Generating an EPUB File in the Browser

I’ve been meaning to blog about a few aspects of how I built my tool Readlists and I finally have the time to do it. So here we go.

Readlists is a purely client-side app, i.e. JavaScript required. That’s something I might change in the future as I dabble in how to host and maintain a website with a server, but for now purely client-side is the way it works (because that’s the way I knew how to build it).

In case you’re not familiar with it, Readlists allows you to create a custom collection of articles from the web and bind them together as an ebook. For those who remember cassettes, I like to say: it’s like a mixtape, but for web articles.

Articles are extracted from the web using the mercury parser into a JSON format I can work with. From there, a collection of these JSON articles can be exported to various formats, including a .epub file for reading in something like iBooks.

I originally planned on having the “Export to EPUB” functionality be a serverless function (hosted on Netlify) because I assumed generating an EPUB from HTML would be work that I could only do on the server. I tried using epub-gen, which is built to work with Node, but quickly found a problem: generating an ebook sometimes took longer than 10 seconds, which (at the time) was the limit for executing a lambda function.

With the self-imposed constraint of this being a purely client-side app with no storage or auth, this became a problem. Netlify’s background functions could work, but then I’d need some form of storage to pass the result to (and then notify the user). And spinning up a server was off the table too.

So the question became: can I offload the work of generating an EPUB to each individual client, i.e. can I generate an EPUB in the browser?

The answer, as you might’ve guessed since I’m writing this blog post, is yes.

Reverse Engineering epub-gen

Given that I had no idea how to make an EPUB, I started by reading the source code of a solution that I already knew worked: the epub-gen library. Its source code is written in coffeescript, which I’m not really familiar with, but I didn’t need to understand the nitty gritty details. I merely needed the high-level understanding of how to make an EPUB and I could figure out how to translate the idea to working JavaScript.

I made a couple EPUB files with epub-gen and then started working backwards, synthesizing what I found in the tool’s output with what I was reading in the source code. As questions arose, I went to Google looking for answers. This resulted in a few invaluable resources which I left open as browser tabs to continually reference as I tried to get the whole thing working, including:

After soaking in all these details, I was able to pin down all the files and metadata I’d need to create a basic EPUB. It all seemed relatively feasible, as it was essentially just creating a bunch of template literal functions that would return EPUB 3 XML for things like table of contents, chapters, book metadata, etc.

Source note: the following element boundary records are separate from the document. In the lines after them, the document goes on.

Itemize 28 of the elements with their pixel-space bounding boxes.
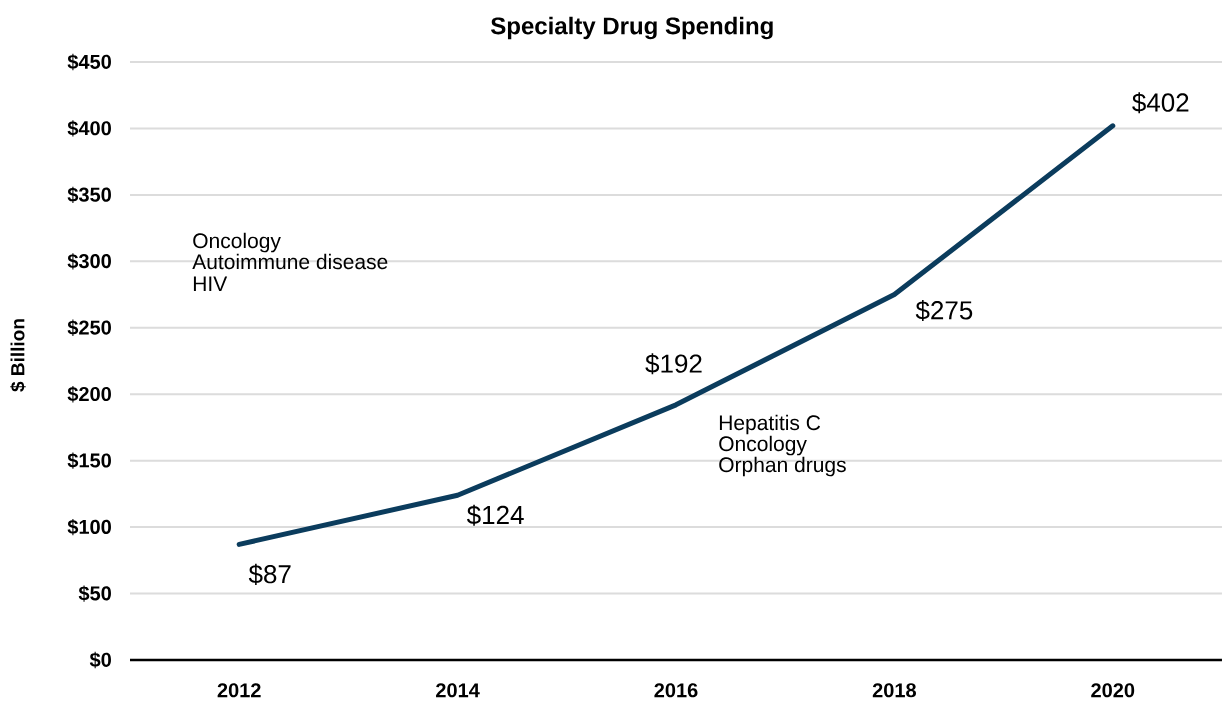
x-tick-label: 2016 [654, 683, 698, 698]
x-tick-label: 2014 [436, 683, 480, 698]
annotation: Autoimmune disease [192, 253, 388, 270]
annotation: Hepatitis C [719, 414, 821, 435]
data-label: $124 [466, 504, 524, 526]
x-tick-label: 2020 [1091, 683, 1135, 698]
data-label: $87 [248, 563, 291, 585]
x-tick-label: 2012 [217, 683, 261, 698]
y-tick-label: $350 [67, 186, 111, 204]
annotation: Orphan drugs [719, 456, 846, 477]
data-label: $275 [915, 300, 973, 322]
y-tick-label: $0 [89, 651, 111, 669]
annotation: HIV [193, 276, 228, 291]
annotation: Oncology [719, 435, 807, 456]
data-label: $402 [1132, 92, 1189, 114]
data-label: $192 [645, 353, 702, 375]
annotation: Oncology [193, 232, 281, 253]
x-tick-label: 2018 [872, 683, 916, 698]
y-axis-title: $ Billion [10, 319, 26, 392]
y-tick-label: $200 [67, 386, 111, 403]
chart-title: Specialty Drug Spending [490, 16, 773, 40]
y-tick-label: $150 [67, 452, 111, 469]
y-tick-label: $450 [67, 53, 111, 71]
y-tick-label: $250 [67, 319, 111, 336]
y-tick-label: $400 [67, 120, 111, 137]
y-tick-label: $100 [67, 518, 111, 536]
y-tick-label: $50 [78, 585, 111, 602]
y-tick-label: $300 [67, 253, 111, 270]
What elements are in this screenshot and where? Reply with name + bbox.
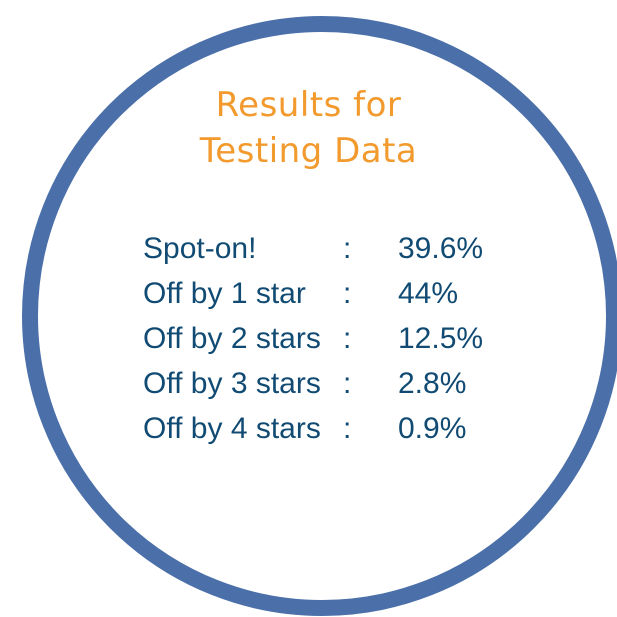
- circle-frame: [22, 16, 617, 616]
- result-row-off-by-3: Off by 3 stars : 2.8%: [143, 361, 503, 406]
- title-line-2: Testing Data: [199, 131, 418, 171]
- result-row-spot-on: Spot-on! : 39.6%: [143, 226, 503, 271]
- results-list: Spot-on! : 39.6% Off by 1 star : 44% Off…: [143, 226, 503, 451]
- result-row-off-by-2: Off by 2 stars : 12.5%: [143, 316, 503, 361]
- result-label: Spot-on!: [143, 232, 257, 265]
- title-line-1: Results for: [215, 85, 402, 125]
- result-separator: :: [343, 277, 352, 310]
- result-label: Off by 3 stars: [143, 367, 321, 400]
- result-label: Off by 1 star: [143, 277, 306, 310]
- result-value: 44%: [398, 277, 459, 310]
- result-separator: :: [343, 367, 352, 400]
- result-row-off-by-1: Off by 1 star : 44%: [143, 271, 503, 316]
- result-separator: :: [343, 322, 352, 355]
- result-value: 2.8%: [398, 367, 467, 400]
- result-label: Off by 4 stars: [143, 412, 321, 445]
- result-separator: :: [343, 412, 352, 445]
- result-value: 0.9%: [398, 412, 467, 445]
- result-value: 12.5%: [398, 322, 484, 355]
- result-label: Off by 2 stars: [143, 322, 321, 355]
- result-row-off-by-4: Off by 4 stars : 0.9%: [143, 406, 503, 451]
- result-separator: :: [343, 232, 352, 265]
- result-value: 39.6%: [398, 232, 484, 265]
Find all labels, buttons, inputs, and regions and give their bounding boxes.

The tricky part became: how do I take all these individual strings of XML and package them up into a book? In my discovery work I found that EPUB files are just ZIP files with XML and images inside. So the question became: can you create a ZIP file in the browser?

ZIP Files in the Browser

Turns out, you can create a ZIP file in the browser thanks to JSZip. You create individual files by path and then collate them into a ZIP file. For an EPUB, this was the skeleton I would need for each EPUB:

  000.xhtml // chapter 1
  001.xhtml // chapter 2
  002.xhtml // chapter 3
    0000-1111-2222-[...].png // each file needs a unique name

Given all this research work, I knew I could come up with all the ingredients to bake an EPUB cake in the browser. Given a collection of articles from the web in JSON format from the mercury parser, the recipe for when a user clicked the button “Export to Epub” looked like this:

You can see the working code for creating an EPUB in the browser in my Readlists repo. It’s messy, but it works (most of the time).

Final Reflections

There were more hiccups in this process than described here. I vented about some of them on Twitter which actually turned out to be useful as I got feedback from some of the peeps who created the OG Readlists on how they did it.

In the end, I was quite surprised at being able to do all of this in the browser. Modern browsers are pretty damn capable. Granted, older browser will fail miserably at all of this — hence the value of the server/client model. I think that’ll be v2 of Readlists someday, to bring in a lean client and do most of this on the server.

Also I feel like maybe the web should steal Apple’s old marketing campaign “There’s an App for that” and re-purpose it to “There’s a JS lib for that.”